I thought the use of white phosphorus as a military weapon had been banned. But then it turned out the US was using it in Falluja. And NATO is reportedly using it today in Afghanistan.
What else were we using? This disturbing BBC report from Falluja raises a bunch of questions.
BBC world affairs editor John Simpson visited a new, US-funded hospital in Fallujah where paediatrician Samira al-Ani told him that she was seeing as many as two or three cases a day, mainly cardiac defects.
Professor Alastair Hay from Leeds University says the cause of the birth defects is still in doubt
Our correspondent also saw children in the city who were suffering from paralysis or brain damage - and a photograph of one baby who was born with three heads.
He adds that he heard many times that officials in Fallujah had warned women that they should not have children.
Doctors and parents believe the problem is the highly sophisticated weapons the US troops used in Fallujah six years ago.
British-based Iraqi researcher Malik Hamdan told the BBC's World Today programme that doctors in Fallujah were witnessing a "massive unprecedented number" of heart defects, and an increase in the number of nervous system defects.

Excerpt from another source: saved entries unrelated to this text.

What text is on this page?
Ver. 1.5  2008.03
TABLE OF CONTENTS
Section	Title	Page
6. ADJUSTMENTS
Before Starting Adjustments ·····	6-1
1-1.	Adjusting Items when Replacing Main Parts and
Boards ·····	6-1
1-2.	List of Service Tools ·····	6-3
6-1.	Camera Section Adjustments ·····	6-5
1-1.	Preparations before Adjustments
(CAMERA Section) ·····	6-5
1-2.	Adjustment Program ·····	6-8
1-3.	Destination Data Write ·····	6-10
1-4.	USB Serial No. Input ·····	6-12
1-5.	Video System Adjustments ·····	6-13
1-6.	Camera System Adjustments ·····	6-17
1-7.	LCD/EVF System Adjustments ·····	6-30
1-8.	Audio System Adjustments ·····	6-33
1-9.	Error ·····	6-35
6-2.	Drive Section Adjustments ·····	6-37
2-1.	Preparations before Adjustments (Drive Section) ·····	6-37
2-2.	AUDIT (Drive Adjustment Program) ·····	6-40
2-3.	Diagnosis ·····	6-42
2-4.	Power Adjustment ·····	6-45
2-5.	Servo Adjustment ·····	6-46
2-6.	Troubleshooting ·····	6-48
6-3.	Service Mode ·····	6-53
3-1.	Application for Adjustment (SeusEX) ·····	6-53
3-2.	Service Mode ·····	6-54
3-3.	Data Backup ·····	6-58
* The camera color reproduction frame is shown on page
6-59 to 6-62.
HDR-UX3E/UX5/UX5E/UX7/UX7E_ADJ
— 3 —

She said that one doctor in the city had compared data about birth defects from before 2003 - when she saw about one case every two months - with the situation now, when, she saw cases every day.
Ms Hamdan said that based on data from January this year, the rate of congenital heart defects was 95 per 1,000 births - 13 times the rate found in Europe.
"I've seen footage of babies born with an eye in the middle of the forehead, the nose on the forehead," she added.